In particular, he highlighted the emergence of security threats stemming from Artificial Intelligence and generative technologies, which are being utilized as new avenues for fraudulent activities.
Fagbemi conveyed these thoughts during the inauguration of the 27th meeting of the ministerial committee of the Action Group Against Money Laundering in West Africa held in Abuja.
He emphasized the need for a comprehensive assessment to identify both current and future threats faced by countries in the region.
He said, “Ladies and gentlemen, it is very clear that the threats we are facing will only continue to grow and evolve in unanticipated ways. In particular, the threat of artificial intelligence and generative technologies are already beginning to manifest new avenues for fraud.
“At the policy level, we must make all efforts to ensure that we understand the range of threats that we face and those that will confront us in the future.
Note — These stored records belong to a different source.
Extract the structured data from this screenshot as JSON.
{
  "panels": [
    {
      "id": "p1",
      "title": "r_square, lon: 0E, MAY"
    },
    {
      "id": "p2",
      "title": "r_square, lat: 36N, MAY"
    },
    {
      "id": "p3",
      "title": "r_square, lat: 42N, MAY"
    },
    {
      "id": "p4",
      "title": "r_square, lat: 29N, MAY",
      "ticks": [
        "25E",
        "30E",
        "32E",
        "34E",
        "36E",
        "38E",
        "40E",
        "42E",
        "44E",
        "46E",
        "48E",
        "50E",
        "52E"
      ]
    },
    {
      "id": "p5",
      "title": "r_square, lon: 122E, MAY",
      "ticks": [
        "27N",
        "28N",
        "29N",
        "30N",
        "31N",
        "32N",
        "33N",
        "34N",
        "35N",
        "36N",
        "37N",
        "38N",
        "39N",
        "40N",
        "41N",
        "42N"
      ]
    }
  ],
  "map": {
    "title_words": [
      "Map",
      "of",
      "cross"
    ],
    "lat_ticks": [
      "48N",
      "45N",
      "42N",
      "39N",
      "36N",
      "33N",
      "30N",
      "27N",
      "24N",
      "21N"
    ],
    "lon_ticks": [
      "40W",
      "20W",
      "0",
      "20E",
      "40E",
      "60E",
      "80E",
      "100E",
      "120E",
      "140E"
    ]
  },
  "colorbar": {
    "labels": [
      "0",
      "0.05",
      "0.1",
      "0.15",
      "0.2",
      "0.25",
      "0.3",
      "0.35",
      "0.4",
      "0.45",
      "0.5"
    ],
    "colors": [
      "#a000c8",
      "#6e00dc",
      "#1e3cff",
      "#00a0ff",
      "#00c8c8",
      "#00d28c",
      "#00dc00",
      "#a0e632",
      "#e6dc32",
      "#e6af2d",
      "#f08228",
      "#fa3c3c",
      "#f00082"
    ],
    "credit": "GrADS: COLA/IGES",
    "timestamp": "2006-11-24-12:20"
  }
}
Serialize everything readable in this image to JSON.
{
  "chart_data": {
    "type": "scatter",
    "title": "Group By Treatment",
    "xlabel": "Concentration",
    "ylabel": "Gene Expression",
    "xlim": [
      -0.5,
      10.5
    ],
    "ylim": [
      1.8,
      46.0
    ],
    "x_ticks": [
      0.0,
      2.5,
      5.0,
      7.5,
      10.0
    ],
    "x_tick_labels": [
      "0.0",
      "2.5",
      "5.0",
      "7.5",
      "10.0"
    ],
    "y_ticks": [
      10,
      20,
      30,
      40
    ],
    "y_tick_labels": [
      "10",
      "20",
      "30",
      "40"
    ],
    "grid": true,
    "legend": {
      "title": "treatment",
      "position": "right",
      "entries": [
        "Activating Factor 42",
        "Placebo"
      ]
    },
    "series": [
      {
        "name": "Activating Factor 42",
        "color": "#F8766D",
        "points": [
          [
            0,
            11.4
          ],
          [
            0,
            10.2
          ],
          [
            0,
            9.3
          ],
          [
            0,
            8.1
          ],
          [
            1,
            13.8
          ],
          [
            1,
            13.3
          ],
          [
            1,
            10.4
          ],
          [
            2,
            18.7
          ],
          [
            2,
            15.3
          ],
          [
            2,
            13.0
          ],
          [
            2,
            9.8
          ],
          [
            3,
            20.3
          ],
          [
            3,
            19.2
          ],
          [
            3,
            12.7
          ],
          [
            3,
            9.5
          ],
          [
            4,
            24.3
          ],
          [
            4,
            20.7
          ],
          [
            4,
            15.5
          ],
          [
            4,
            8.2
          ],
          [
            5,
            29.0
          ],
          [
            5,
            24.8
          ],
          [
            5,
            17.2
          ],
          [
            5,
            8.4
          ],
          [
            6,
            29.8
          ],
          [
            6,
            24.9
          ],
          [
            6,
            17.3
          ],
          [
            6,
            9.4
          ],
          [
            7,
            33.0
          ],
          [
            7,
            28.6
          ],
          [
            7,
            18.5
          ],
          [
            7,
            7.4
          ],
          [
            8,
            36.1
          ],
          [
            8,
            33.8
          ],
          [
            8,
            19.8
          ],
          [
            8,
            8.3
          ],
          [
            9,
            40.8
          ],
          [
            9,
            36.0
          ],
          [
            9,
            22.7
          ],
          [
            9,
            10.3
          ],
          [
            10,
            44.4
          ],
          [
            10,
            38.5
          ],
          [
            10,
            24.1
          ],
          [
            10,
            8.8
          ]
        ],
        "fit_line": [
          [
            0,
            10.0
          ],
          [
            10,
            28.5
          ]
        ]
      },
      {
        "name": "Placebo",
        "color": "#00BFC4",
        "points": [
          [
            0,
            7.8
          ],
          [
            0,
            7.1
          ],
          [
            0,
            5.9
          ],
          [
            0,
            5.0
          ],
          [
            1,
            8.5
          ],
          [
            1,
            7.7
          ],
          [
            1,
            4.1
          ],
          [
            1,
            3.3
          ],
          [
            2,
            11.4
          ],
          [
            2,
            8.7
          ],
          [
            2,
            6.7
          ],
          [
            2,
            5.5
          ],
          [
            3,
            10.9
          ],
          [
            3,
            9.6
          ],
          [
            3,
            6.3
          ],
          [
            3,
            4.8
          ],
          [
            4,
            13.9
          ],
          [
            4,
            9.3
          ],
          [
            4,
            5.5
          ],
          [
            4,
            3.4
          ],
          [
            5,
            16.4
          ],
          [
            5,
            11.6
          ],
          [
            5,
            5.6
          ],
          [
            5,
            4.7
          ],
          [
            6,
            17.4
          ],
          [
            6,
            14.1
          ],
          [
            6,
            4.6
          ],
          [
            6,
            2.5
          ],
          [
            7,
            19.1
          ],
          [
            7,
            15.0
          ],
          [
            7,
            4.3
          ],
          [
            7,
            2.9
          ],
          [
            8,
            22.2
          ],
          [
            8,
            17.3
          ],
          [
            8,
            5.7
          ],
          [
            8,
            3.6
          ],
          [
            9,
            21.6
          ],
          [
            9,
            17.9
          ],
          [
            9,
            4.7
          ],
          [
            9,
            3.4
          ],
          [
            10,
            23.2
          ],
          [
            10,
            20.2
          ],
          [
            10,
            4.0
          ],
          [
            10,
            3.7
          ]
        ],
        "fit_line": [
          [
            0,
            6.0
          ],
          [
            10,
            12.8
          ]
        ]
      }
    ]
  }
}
This emphasises the need for continuous and ongoing ways of risk assessment and typologies work.”
The Attorney-General of the Federation further highlighted that the decentralized finance system, widely adopted in several countries within the region, has facilitated illicit financial flows.
He emphasized that this phenomenon has significantly complicated the task of tracing and identifying such flows for law enforcement agencies.
“In particular, the explosion in decentralised finance has created opportunities for the kind of anonymous financial systems that facilitate illicit financial flows and hamper the ability of our law enforcement and regulatory agencies to trace and identify the proceeds of criminal activity.”
Fagbemi called for the development of institutional frameworks for the enforcement of financial crime regulations in the region.
He said, “Our collective commitment to put in place legislative policy and institutional frameworks is necessary to protect the integrity of our financial systems from threats of money laundering, terrorist and proliferation financing.”